Vertical is looking to target some of the most congested air corridors in the world with aircraft that don’t require runways but also have enough heft to travel up to 500 miles (800 km), Fitzpatrick said in an interview.

“We are investing in all the technology evolution taking place in aerospace but we are trying to apply that to something that’s real world and is possible to execute four years out,” the Vertical Aerospace founder and chief executive said.

“We are not waiting for huge changes in existing regulations.”

Fixed wing, multiple passengers

Competitors working toward launching autonomous flying cars early in the next decade range from aerospace giant Airbus to Uber, which is developing an intra-city flying taxi fleet, Volocopter, which is testing drone taxis that resemble a small helicopter powered by 18 rotors, and AeroMobil, with a stretch-limousine concept that can turn into a fixed-wing aircraft.

Several of these projects envision services that can be ordered up, on-demand, via smartphones, from skyhubs in city centers.

Vertical said it had conducted a test flight of an unmanned, single-passenger vertical takeoff prototype at an airport in Gloucestershire in western England in June after it was granted flight permission by the UK’s Civil Aviation Authority (CAA). The black passenger pod with four rosters set the stage for more ambitious work.

It is gearing up to produce a fixed-wing, piloted version of its vertical takeoff aircraft capable of carrying multiple passengers.
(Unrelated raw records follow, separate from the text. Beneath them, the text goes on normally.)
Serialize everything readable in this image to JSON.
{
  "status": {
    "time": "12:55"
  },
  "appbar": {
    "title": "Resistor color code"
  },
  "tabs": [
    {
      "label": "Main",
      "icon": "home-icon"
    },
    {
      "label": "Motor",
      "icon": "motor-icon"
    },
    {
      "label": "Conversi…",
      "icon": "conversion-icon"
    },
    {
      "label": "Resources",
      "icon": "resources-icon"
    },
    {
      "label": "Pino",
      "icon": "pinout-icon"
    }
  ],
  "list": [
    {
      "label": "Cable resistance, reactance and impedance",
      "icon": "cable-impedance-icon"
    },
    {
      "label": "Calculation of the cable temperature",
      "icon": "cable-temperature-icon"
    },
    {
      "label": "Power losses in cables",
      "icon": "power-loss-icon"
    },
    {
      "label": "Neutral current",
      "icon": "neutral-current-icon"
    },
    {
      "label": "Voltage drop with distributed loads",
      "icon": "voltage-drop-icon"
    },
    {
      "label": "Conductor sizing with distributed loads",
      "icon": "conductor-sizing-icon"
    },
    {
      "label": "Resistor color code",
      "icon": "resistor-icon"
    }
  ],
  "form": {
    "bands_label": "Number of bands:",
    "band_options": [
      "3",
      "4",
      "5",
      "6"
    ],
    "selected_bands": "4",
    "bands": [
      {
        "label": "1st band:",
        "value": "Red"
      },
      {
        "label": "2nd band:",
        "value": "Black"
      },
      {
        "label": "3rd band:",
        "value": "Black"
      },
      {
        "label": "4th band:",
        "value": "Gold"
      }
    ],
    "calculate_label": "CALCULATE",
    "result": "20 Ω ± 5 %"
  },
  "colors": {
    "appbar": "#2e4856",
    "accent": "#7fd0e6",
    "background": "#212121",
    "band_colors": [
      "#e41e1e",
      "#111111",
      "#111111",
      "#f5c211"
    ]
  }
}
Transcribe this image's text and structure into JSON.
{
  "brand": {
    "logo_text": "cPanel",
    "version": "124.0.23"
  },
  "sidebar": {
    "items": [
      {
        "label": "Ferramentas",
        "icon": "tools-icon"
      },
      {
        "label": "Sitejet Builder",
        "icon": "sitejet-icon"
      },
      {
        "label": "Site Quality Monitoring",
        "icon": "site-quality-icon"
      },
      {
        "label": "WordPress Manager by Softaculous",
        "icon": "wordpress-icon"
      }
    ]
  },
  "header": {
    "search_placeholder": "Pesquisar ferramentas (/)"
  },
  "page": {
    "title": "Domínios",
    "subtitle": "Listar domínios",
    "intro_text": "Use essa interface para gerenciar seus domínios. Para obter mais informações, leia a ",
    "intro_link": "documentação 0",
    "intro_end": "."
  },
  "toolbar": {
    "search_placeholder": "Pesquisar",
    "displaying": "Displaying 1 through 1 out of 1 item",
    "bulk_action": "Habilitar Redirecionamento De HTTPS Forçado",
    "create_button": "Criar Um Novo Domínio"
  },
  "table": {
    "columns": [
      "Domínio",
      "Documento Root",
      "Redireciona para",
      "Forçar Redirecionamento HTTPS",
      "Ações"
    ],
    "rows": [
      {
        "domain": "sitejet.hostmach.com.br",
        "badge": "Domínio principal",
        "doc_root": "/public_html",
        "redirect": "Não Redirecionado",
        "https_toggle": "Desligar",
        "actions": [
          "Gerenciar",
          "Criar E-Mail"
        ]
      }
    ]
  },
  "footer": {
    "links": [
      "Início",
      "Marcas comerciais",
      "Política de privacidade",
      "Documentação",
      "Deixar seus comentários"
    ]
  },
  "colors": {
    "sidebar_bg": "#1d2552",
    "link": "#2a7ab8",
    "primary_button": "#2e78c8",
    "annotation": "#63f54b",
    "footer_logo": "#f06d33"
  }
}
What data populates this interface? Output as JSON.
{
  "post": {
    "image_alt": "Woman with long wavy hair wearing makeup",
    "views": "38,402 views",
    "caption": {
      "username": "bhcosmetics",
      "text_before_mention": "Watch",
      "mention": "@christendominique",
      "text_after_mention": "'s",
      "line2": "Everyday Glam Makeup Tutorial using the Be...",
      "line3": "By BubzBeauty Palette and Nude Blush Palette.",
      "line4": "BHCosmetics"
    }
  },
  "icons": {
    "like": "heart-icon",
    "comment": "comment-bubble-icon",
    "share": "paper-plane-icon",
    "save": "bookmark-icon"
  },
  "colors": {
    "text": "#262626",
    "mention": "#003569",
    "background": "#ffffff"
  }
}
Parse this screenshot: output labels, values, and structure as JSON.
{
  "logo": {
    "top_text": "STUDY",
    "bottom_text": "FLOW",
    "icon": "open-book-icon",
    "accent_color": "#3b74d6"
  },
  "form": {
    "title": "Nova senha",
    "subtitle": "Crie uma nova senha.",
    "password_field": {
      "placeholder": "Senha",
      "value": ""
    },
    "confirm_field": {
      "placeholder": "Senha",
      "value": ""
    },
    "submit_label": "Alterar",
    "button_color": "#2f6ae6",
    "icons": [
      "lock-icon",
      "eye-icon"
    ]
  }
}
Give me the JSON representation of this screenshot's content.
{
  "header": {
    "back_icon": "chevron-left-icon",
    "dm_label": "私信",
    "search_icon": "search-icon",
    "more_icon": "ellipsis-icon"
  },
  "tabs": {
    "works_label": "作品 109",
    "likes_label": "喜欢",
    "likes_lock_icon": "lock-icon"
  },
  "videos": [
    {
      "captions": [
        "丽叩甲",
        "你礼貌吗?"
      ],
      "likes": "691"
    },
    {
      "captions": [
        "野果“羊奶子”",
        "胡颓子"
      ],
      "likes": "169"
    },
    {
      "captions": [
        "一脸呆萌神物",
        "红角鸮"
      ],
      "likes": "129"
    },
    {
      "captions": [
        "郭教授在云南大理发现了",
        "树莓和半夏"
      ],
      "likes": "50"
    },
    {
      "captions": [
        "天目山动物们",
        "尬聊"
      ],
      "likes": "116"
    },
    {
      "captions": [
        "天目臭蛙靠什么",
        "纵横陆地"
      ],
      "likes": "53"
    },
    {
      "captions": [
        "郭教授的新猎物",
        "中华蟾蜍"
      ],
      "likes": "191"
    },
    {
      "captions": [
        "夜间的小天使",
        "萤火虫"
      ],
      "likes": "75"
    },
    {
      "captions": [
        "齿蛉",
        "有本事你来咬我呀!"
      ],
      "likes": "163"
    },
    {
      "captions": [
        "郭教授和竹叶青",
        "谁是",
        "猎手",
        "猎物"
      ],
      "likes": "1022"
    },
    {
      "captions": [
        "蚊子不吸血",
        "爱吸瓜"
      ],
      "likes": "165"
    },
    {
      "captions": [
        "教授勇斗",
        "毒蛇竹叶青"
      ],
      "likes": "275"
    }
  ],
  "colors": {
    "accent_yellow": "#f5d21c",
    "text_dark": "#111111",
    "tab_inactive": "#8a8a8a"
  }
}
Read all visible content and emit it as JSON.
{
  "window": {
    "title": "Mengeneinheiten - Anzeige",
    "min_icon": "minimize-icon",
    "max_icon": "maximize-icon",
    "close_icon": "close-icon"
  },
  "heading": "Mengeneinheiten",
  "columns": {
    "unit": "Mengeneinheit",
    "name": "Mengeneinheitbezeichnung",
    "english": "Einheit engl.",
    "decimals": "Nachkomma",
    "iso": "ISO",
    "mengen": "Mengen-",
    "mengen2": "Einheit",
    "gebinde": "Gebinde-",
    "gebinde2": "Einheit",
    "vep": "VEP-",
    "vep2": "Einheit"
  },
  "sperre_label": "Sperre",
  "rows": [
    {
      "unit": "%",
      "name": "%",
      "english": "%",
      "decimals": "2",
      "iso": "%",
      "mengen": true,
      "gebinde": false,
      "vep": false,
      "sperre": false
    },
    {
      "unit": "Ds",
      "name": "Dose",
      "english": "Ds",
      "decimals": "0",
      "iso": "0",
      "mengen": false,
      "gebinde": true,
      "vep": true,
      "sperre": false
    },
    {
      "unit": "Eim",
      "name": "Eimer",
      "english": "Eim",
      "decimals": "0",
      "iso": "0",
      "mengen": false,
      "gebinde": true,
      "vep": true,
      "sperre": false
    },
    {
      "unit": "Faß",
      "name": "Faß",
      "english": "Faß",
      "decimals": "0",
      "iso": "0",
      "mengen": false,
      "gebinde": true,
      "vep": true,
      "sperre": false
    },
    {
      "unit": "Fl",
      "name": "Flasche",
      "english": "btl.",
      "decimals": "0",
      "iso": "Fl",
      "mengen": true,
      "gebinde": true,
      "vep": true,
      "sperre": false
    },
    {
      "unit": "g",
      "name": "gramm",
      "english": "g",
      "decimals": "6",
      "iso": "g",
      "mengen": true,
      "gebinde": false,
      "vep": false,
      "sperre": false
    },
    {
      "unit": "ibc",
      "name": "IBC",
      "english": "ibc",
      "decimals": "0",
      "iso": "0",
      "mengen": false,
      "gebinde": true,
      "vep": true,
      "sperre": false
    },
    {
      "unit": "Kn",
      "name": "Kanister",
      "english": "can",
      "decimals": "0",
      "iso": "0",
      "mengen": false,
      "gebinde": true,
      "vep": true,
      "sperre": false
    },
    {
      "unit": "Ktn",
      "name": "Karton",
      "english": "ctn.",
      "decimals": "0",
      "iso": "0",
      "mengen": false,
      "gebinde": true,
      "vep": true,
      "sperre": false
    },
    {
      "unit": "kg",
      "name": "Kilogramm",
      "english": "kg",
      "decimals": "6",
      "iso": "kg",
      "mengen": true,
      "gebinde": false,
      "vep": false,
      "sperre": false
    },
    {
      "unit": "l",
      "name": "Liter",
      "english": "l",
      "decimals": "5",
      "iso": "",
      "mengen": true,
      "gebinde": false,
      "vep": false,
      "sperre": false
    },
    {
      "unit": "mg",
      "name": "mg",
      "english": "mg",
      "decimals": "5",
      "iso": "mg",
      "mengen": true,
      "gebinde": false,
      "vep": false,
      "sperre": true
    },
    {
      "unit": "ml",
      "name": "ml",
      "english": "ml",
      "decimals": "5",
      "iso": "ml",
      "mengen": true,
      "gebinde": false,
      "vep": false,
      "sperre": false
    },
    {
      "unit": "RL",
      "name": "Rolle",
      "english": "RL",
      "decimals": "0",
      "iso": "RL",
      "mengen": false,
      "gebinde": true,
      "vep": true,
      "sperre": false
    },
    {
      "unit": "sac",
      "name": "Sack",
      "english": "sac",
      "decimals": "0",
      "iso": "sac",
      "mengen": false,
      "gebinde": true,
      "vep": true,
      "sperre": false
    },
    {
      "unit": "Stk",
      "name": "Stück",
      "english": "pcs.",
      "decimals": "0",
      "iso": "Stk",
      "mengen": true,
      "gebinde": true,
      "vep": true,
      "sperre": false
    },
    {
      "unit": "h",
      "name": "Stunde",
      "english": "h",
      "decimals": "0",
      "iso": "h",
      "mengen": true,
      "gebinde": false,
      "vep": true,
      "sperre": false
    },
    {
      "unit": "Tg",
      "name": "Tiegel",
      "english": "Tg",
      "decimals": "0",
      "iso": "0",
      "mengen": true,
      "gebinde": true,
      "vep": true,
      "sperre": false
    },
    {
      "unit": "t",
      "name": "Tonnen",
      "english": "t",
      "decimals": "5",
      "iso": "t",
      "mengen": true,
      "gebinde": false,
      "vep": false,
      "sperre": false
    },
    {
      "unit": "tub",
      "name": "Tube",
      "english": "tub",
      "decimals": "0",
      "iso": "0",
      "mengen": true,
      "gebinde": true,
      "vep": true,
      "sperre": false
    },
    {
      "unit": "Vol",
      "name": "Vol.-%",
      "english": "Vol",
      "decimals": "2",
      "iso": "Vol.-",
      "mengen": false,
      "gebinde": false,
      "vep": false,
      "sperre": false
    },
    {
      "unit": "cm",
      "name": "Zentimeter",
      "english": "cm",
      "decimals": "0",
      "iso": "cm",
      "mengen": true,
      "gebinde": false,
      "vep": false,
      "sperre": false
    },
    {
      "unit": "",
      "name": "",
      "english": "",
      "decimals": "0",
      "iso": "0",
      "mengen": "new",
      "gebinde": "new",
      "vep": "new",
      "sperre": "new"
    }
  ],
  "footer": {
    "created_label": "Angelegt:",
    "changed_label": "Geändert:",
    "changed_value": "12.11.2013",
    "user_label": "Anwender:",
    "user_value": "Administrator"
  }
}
It will work with regulators to win certification in the first stage of the air taxi project through 2022, it said.

In a later stage, Vertical will seek to extend the aircraft’s range, introduce elements of autonomous flight and expand the number of chartered routes it can serve.

Lessons of Formula One

Belfast-born Fitzpatrick prides himself on developing business ideas in areas where, at the outset, he has zero technical background.

He said he spent years studying energy markets before launching his energy utility firm, Ovo, in 2009. It now counts around 680,000 customers, or 2.5 percent of the UK domestic retail energy market, and employs 1,200 staff.

His first brush with hardware and physical product engineering came when he was a short-term owner of flagging Formula 1 team Manor Racing.

Fitzpatrick said it dawned on him that many racing car advances also applied to aircraft, from high-powered electric batteries to hybrid power trains, lighter structural materials, like carbon fiber and, of course, aerodynamic design.

“The technology we were using in Formula 1 was just too high-spec to be applied to the challenges of the typical road car,” Fitzpatrick said. “What you can get from an F1 engine has more power density per kilo than a jet turbine,” he said.